- Contemporary advertisement
- Directed by: Beaumont Smith
- Written by: Beaumont Smith
- Produced by: Beaumont Smith
- Starring: Tal Ordell Fred MacDonald
- Cinematography: A. O. Segerberg
- Production company: Beaumont Smith Productions
- Distributed by: Beaumont Smith Kookaburra Films
- Release date: 28 January 1918;
- Running time: 4,000 feet
- Country: Australia
- Language: silent

= The Hayseeds' Melbourne Cup =

The Hayseeds' Melbourne Cup is a 1918 Australian rural comedy from director Beaumont Smith. It was the fourth in his series about the rural family, the Hayseeds, and centers on Dad Hayseed entering his horse in the Melbourne Cup.

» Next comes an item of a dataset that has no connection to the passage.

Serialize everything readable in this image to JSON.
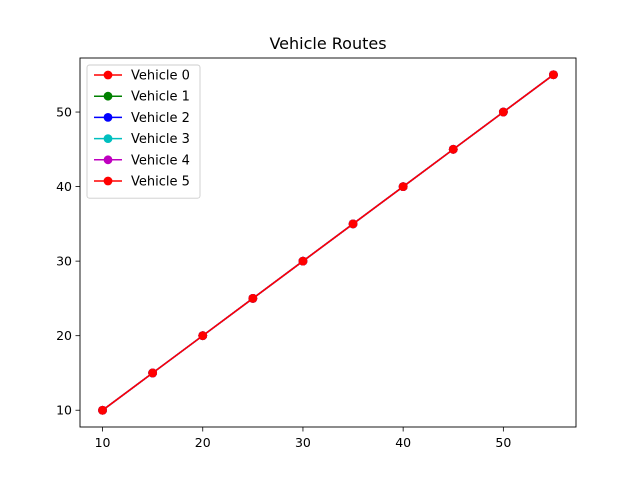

It is considered a lost film.

==Synopsis==
Dad Hayseed buys a horse for £20 called Cornstalk and it starts winning so many local races he decides to enter it in the Melbourne Cup. He is accompanied by his son Jim (the trainer), cousin Harold (jockey) and Mum Hayseed. Jim falls in love with an actress, and Mum has a nightmare about washing steps of Parliament House. On the race day, Mum boils a billy at Flemington and Cornstalk wins the race despite the efforts of a crooked bookmaker.

==Cast==
- Fred MacDonald as Jim Hayseed
- Tal Ordell as Dad Hayseed
- Harry McDonna as Cousin Harold
- Gladys Leigh as Mrs Hayseed
- Guy Hastings
- Ethel Grist
- Mattie Ive
- Jessie Dale
- Driscoll

==Production==
Each of the first four Hayseeds movies had been filmed in a different state to maximise box-office appeal. This one was shot in Melbourne Victoria in November 1917. It included footage from the real 1917 Melbourne Cup Carnival, as well as Parliament House, Flinders Street Station, Collins Street, Bourke Street, and the stables belonging to famous horse trainer James Scobie.

It was followed by Townies and Hayseeds.